You had 4 traps, caught 3 ****...... why didn't you buy more traps with the money you got from your ****? Alot of local buyers also have traps they might trade you for. That's how many of us start when we're young, with a few traps, and reinvesting your furcheck into more gear. Each year you get alittle more.

The trapping forum here is full of old posts & replies....have you taken the time to read thru all of them? Just asking for "help" isn't a very specific question for anyone to answer...........

Smitty


----------



## falconryman (Jan 31, 2007)

smitty223 said:


> You had 4 traps, caught 3 ****...... why didn't you buy more traps with the money you got from your ****? Alot of local buyers also have traps they might trade you for. That's how many of us start when we're young, with a few traps, and reinvesting your furcheck into more gear. Each year you get alittle more.
> 
> The trapping forum here is full of old posts & replies..have you taken the time to read thru all of them? Just asking for "help" isn't a very specific question for anyone to answer...........
> 
> ...


----------



## Lovetrappin (Jan 31, 2007)

You have to help us out a bit more. How many traps do you have? 
What kind of traps? Do you have any rivers or creeks around? Do you know how to identify tracks if not look on the internet. 
Do you have any family members or friends to help you, it's really hard to learn from just reading it's alot easier to experience it.


----------



## falconryman (Jan 31, 2007)

Lovetrappin said:


> You have to help us out a bit more.
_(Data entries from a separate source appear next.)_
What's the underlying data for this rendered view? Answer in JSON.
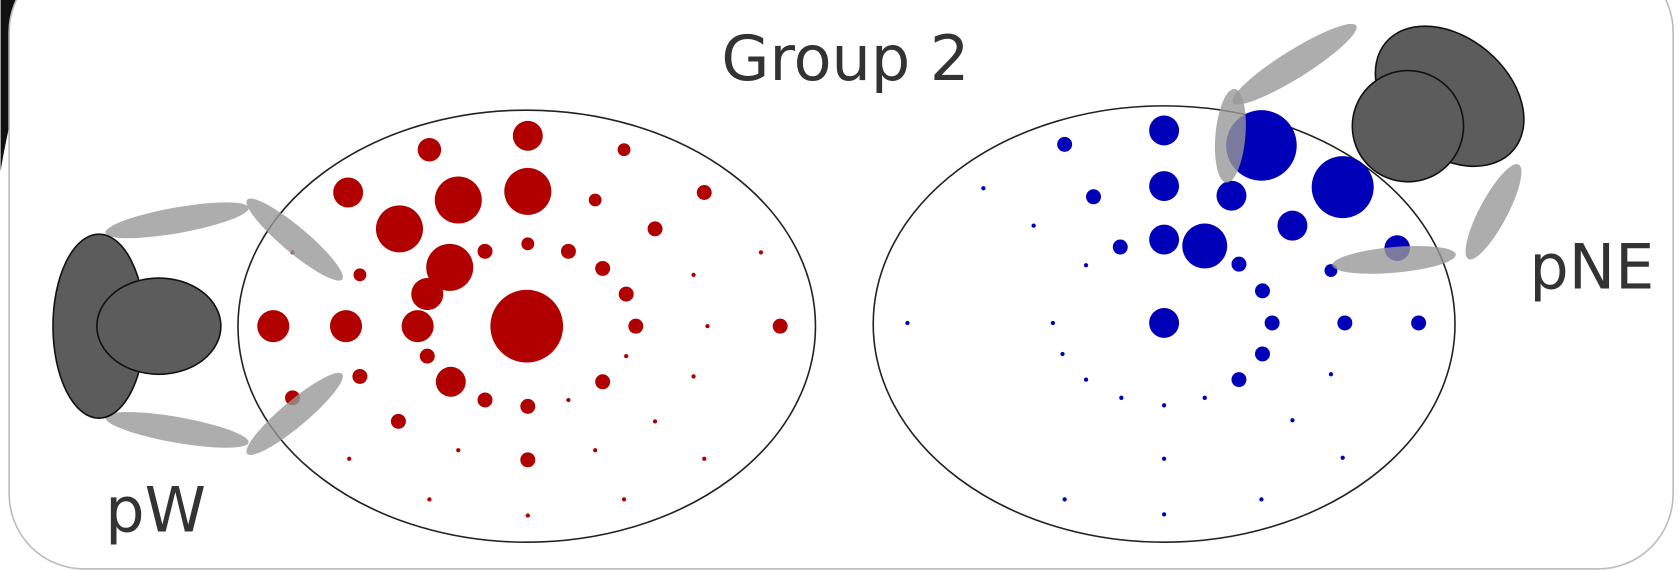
{
  "title": "Group 2",
  "labels": {
    "left": "pW",
    "right": "pNE"
  }
}
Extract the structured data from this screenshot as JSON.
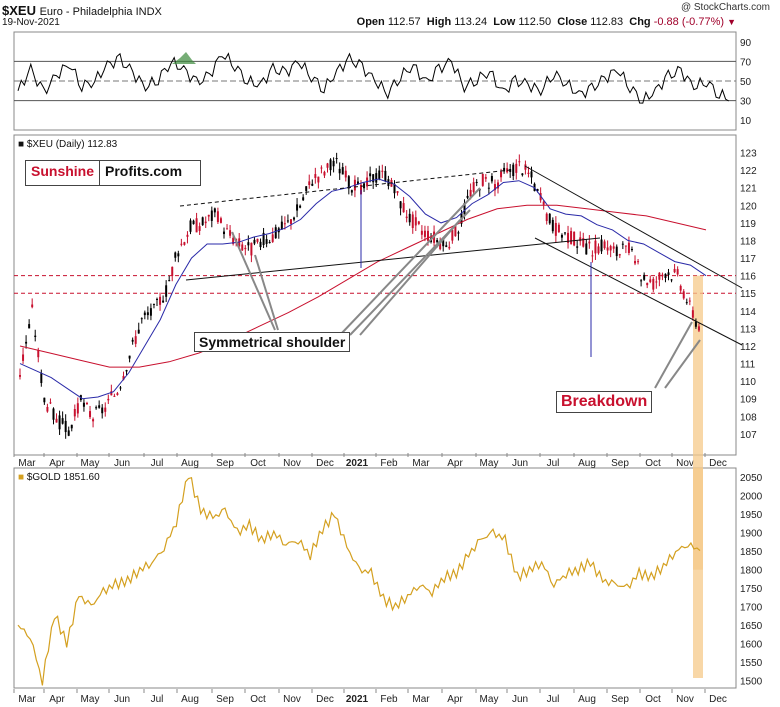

How many traps do you have?
> What kind of traps? Do you have any rivers or creeks around? Do you know how to identify tracks if not look on the internet.
> Do you have any family members or friends to help you, it's really hard to learn from just reading it's alot easier to experience it.


i have one jump trap, one number 3 trap, two number 2 traps that are coll spring. i have a lake a short walk away. i know how to identify tracks. i know some one that is showing me how to make water sets. but i have only few traps and two the lake is frozen over. so i need to learn how to make land set that work in winter. and if it is worth the money to wax if all be only after ****(for now).


----------



## carp_killer (Nov 24, 2006)

its well worth the money to wax and dye all your traps a number 3 is to big for **** i would go down to a 1.75 or 1 1/2 if i had to use a foothold what size is your jump trap?


----------



## falconryman (Jan 31, 2007)

# 1.5


----------



## falconryman (Jan 31, 2007)

i know some one that is showing me how to make water sets. but i have only few traps and two the lake is frozen over. so i need to learn how to make land set that work in winter. and if it is worth the money to wax if all be only after is ****.

i need to know if any one knows were i could find a fur buyer in minnesota around monticello.

i will go after other animals if you guys think it is a good idea.


----------



## falconryman (Jan 31, 2007)

i need to know if any one knows were i could find a fur buyer in minnesota around monticello.


----------